To try to end this on a somewhat positive note, it's competently made, and the acting is okay.  I mean, as with a lot of such films, "acting" boils down to simply crying for long stretches (the victim), and taunting said crying girl (the killer), but both leads are at least adept at sticking to their established roles.  And hey, in a movie this bad, even something mediocre is a resounding win!

If you like your horror movies to be slow, predictable slogs through genre conventions, then set aside some time for Hush.  If you want something more than that, I can only apologize on its behalf.

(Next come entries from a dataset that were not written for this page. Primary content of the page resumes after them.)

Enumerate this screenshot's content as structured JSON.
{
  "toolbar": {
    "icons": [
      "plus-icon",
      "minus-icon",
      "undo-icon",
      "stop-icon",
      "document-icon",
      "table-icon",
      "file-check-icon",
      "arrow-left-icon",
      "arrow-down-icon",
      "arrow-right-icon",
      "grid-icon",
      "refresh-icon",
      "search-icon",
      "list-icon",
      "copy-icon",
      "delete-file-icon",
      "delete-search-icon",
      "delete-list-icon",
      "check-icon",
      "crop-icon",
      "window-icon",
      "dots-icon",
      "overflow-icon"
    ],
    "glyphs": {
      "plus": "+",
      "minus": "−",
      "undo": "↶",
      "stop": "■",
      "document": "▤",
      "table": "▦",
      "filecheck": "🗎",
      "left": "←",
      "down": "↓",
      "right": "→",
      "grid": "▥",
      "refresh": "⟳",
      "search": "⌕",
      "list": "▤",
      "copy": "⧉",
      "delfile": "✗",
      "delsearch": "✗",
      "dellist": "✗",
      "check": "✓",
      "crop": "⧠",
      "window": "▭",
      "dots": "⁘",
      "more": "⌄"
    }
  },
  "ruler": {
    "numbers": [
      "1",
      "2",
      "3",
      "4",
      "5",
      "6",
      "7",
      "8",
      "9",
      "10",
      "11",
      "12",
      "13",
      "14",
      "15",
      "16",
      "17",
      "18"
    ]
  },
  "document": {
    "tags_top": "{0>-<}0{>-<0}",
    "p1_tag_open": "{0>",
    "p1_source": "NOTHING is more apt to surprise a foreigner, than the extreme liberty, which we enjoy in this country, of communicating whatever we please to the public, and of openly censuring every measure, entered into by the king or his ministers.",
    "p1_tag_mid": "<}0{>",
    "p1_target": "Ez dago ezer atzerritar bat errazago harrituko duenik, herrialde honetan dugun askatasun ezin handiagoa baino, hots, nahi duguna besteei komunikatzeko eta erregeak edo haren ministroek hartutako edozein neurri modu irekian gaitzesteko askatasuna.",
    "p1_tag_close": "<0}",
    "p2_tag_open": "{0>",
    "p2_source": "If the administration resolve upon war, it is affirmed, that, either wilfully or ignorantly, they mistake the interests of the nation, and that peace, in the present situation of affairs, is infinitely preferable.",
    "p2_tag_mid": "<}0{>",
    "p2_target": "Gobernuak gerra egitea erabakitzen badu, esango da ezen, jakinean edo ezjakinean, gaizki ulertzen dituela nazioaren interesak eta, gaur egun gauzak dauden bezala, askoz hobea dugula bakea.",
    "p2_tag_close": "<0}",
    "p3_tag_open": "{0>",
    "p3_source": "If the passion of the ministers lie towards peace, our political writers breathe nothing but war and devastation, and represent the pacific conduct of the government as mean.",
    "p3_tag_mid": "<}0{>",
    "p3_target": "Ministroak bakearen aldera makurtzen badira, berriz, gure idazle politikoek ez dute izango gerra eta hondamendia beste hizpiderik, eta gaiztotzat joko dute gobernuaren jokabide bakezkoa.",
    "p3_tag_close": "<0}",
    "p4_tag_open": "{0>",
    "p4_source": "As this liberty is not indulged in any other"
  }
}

RECAP: Hush is nothing more than overhyped trash; the cat-and-mouse game that comprises most of the narrative is a wash thanks to the stupidity of the two main characters, who frequently make such ignorant decisions, you would swear they were suicidal.  This basically plays out like a twenty-minute short blown up to four times that size; it feels like it was padded with endless shots of the killer walking around the house, and constantly looking into windows.  Don't be surprised if, by the end, you're torn between who you think deserves to die more: the killer, because he blows trillions of chances to finish off his victim, or the deaf woman, because her death would serve as the immediate end to the movie, and thus, your suffering.